I've been interested in labor market data for Washington state — a) because I live there, and b) because there was a natural experiment where the minimum wage was raised to $15 — as well as the West Census Region (WSR). It seems that the region might be showing some economic weakness, and possibly showing signs of recession earlier than the rest of the US. See here and here for some earlier looks.
First, it still looks like a deviation in the unemployment rate for Washington state:
But compared to earlier pictures, the error bands have tightened quite a bit in the counterfactual (purple). This doesn't mean they won't expand again (see e.g. here, going into the Great Recession) — in fact, it means there's more certainty we're seeing a shock.
The same shock appears in the WCR unemployment rate (which population-wise is dominated by California):
Little blips like this have happened before (in particular in the 90s), so this is not proof positive a recession is beginning.

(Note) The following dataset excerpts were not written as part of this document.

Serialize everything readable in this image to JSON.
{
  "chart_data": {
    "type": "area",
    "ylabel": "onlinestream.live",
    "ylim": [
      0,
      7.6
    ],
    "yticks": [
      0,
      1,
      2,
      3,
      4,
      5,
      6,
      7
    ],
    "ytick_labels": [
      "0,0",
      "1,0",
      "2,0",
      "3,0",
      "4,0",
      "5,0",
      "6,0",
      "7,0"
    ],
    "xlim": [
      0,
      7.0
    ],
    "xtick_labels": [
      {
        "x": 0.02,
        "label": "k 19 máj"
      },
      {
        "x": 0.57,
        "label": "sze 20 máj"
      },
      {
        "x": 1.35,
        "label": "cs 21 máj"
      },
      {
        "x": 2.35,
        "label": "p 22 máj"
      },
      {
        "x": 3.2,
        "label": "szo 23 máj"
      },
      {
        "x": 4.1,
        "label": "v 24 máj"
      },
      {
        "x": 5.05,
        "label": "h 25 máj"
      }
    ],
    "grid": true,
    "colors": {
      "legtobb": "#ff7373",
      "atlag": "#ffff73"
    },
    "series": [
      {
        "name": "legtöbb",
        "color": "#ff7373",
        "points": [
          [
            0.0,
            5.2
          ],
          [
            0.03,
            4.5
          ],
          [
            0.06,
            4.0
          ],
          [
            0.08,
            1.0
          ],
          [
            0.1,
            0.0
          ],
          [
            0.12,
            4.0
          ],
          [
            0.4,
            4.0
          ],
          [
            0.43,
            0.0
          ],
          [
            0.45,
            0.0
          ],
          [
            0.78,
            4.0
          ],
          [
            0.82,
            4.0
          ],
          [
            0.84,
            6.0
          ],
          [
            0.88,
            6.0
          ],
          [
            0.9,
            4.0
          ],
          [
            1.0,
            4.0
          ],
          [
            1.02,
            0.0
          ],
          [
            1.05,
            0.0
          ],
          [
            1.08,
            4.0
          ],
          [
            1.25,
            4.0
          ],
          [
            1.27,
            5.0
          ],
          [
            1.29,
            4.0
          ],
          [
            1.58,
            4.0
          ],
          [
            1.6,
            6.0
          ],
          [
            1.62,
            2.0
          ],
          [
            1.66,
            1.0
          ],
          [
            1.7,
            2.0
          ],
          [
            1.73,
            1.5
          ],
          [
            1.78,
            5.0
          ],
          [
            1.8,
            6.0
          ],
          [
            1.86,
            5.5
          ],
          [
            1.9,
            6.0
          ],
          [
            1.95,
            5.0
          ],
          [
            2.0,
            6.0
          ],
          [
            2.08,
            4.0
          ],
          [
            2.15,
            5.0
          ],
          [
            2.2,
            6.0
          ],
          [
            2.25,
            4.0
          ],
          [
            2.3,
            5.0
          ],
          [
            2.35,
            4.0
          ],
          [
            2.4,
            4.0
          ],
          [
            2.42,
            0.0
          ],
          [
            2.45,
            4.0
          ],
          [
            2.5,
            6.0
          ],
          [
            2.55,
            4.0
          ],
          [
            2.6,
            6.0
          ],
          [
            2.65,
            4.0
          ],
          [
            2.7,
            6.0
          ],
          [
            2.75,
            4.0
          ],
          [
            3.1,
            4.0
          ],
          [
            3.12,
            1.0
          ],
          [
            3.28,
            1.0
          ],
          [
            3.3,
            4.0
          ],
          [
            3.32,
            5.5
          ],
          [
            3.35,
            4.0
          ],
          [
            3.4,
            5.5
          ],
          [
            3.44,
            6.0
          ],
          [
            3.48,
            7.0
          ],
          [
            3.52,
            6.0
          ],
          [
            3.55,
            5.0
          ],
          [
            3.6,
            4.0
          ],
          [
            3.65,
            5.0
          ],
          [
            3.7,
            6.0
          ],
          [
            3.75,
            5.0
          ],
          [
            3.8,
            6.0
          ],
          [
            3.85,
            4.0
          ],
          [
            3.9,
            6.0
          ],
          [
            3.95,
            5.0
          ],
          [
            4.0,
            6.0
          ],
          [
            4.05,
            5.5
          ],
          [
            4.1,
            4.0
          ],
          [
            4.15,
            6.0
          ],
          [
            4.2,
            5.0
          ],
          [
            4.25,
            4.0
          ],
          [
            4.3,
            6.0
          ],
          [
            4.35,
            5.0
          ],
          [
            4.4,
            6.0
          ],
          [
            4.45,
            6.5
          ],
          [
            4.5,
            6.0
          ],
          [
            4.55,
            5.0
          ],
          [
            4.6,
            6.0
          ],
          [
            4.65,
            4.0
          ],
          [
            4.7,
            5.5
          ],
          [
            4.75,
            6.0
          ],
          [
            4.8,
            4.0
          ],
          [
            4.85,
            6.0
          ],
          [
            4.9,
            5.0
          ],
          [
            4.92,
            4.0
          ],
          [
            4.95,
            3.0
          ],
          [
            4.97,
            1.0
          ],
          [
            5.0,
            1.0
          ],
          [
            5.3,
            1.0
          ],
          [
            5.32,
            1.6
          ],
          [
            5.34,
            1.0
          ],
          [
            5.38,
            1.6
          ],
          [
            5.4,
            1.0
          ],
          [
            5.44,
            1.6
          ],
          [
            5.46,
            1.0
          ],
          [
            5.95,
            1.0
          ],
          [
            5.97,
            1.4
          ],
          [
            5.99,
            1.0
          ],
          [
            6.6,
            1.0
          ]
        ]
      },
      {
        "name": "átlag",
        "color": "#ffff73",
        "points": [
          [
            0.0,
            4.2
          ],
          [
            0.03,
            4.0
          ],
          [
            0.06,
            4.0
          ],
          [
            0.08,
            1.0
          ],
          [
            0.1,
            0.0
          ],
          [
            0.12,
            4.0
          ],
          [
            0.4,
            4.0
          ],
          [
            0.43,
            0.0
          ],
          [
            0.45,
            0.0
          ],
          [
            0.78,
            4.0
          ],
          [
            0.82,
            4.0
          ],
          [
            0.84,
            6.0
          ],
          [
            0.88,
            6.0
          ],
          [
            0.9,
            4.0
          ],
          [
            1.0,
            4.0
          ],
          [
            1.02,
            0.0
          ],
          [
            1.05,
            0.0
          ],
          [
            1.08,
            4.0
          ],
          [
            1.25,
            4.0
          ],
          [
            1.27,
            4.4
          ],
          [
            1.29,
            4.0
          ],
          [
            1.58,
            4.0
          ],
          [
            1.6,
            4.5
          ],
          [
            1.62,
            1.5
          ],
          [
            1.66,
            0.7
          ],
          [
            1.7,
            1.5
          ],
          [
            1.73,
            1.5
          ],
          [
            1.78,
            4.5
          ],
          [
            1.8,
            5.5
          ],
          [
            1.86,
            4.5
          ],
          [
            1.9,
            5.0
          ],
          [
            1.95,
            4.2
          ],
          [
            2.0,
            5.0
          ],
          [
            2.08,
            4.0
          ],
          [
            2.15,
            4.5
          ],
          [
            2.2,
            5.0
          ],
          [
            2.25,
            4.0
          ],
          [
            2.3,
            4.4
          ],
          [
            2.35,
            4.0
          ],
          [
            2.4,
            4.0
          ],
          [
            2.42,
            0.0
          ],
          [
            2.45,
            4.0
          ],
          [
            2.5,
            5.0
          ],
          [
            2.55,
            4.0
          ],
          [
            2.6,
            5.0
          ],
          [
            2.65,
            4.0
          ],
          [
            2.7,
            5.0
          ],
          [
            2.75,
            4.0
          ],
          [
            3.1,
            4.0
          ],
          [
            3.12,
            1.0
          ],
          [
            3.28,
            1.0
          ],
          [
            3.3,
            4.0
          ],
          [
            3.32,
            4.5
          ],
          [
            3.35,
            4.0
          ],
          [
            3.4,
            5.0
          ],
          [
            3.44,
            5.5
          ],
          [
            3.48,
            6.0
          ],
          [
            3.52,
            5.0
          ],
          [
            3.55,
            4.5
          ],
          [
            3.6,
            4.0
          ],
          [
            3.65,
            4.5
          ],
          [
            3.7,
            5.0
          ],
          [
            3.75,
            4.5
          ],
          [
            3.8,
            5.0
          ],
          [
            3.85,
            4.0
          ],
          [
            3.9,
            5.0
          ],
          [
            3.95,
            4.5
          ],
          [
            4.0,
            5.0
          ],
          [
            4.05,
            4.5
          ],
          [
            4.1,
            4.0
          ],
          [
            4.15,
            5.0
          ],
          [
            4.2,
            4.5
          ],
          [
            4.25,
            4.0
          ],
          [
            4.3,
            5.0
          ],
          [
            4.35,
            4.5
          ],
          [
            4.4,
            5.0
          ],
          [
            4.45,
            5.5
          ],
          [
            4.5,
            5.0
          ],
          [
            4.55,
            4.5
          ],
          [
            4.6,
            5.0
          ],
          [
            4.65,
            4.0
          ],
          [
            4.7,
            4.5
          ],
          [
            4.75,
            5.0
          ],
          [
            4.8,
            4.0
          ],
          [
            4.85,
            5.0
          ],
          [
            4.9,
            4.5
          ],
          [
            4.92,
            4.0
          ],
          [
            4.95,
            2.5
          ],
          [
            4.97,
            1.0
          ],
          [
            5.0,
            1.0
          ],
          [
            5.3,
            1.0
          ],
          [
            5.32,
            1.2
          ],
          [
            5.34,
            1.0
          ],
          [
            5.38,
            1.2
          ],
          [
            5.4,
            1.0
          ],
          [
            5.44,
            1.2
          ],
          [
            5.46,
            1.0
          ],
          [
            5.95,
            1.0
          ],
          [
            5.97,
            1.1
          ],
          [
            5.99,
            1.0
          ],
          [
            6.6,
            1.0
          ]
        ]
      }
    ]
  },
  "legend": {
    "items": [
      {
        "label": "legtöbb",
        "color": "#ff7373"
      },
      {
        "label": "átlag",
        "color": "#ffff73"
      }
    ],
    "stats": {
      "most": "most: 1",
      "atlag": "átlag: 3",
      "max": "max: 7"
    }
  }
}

However, like the broader US, we are seeing a deviation indicative of a non-equilibrium shock in several of the JOLTS measures for the WCR (click to enlarge):
And also like the broader US, the hires measure is showing a lot less of a deviation than quits or openings. But WCR JOLTS hires are showing more of a deviation than the US JOLTS hires, possibly helping us understand how the blips above show up in Washington state and WCR unemployment rate data while being absent from the US unemployment rate data.